- Date: 6 – 12 October
- Edition: 5th
- Surface: Hard
- Location: Hersonissos, Greece

Champions

Singles
- Ryan Peniston

Doubles
- Alberto Barroso Campos / Iñaki Montes de la Torre
- ← 2025 · Crete Challenger · 2025 →

= 2025 Crete Challenger V =

The 2025 Iconico Crete Challenger V was a professional tennis tournament played on hardcourts. It was the fifth edition of the tournament which was part of the 2025 ATP Challenger Tour.
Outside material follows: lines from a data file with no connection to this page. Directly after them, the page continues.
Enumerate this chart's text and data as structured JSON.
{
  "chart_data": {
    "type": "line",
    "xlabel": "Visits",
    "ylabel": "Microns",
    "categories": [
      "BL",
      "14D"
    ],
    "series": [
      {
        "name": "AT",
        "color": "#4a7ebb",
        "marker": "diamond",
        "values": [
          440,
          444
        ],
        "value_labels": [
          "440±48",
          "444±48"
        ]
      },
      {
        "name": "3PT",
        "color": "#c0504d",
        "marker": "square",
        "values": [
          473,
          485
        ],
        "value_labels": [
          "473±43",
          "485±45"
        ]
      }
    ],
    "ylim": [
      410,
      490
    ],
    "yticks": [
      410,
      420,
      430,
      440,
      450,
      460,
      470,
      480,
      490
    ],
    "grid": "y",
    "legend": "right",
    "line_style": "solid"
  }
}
It took place in Hersonissos, Greece between 6 and 12 October 2025.

==Singles main-draw entrants==
===Seeds===

| Country | Player | Rank^{1} | Seed |
|---|---|---|---|
| BEL | Kimmer Coppejans | 183 | 1 |
| GBR | Oliver Crawford | 185 | 2 |
| ITA | Federico Cinà | 218 | 3 |
| GBR | Ryan Peniston | 224 | 4 |
| GBR | George Loffhagen | 250 | 5 |
| BEL | Gilles-Arnaud Bailly | 252 | 6 |
| FRA | Geoffrey Blancaneaux | 257 | 7 |
| BUL | Dimitar Kuzmanov | 261 | 8 |

- ^{1} Rankings are as of 29 September 2025.

===Other entrants===
The following players received wildcards into the singles main draw:
- GRE Pavlos Tsitsipas
- GRE Petros Tsitsipas
- GRE Ioannis Xilas

The following player received entry into the singles main draw using a protected ranking:
- BUL Adrian Andreev

The following player received entry into the singles main draw through the Junior Accelerator programme:
- NED Mees Röttgering

The following player received entry into the singles main draw through the Next Gen Accelerator programme:
- CZE Maxim Mrva

The following players received entry into the singles main draw as alternates:
- AUT Dennis Novak
- IND Karan Singh

The following players received entry from the qualifying draw:
- MDA Radu Albot
- GBR Max Basing
- GRE Dimitris Sakellaridis
- GBR Toby Samuel
- NED Niels Visker
- GBR Harry Wendelken

==Champions==
===Singles===

- GBR Ryan Peniston def. BEL Kimmer Coppejans 6–3, 7–5.

===Doubles===

- ESP Alberto Barroso Campos / ESP Iñaki Montes de la Torre def. CZE David Poljak / FRA Max Westphal 7–5, 7–6^{(7–3)}.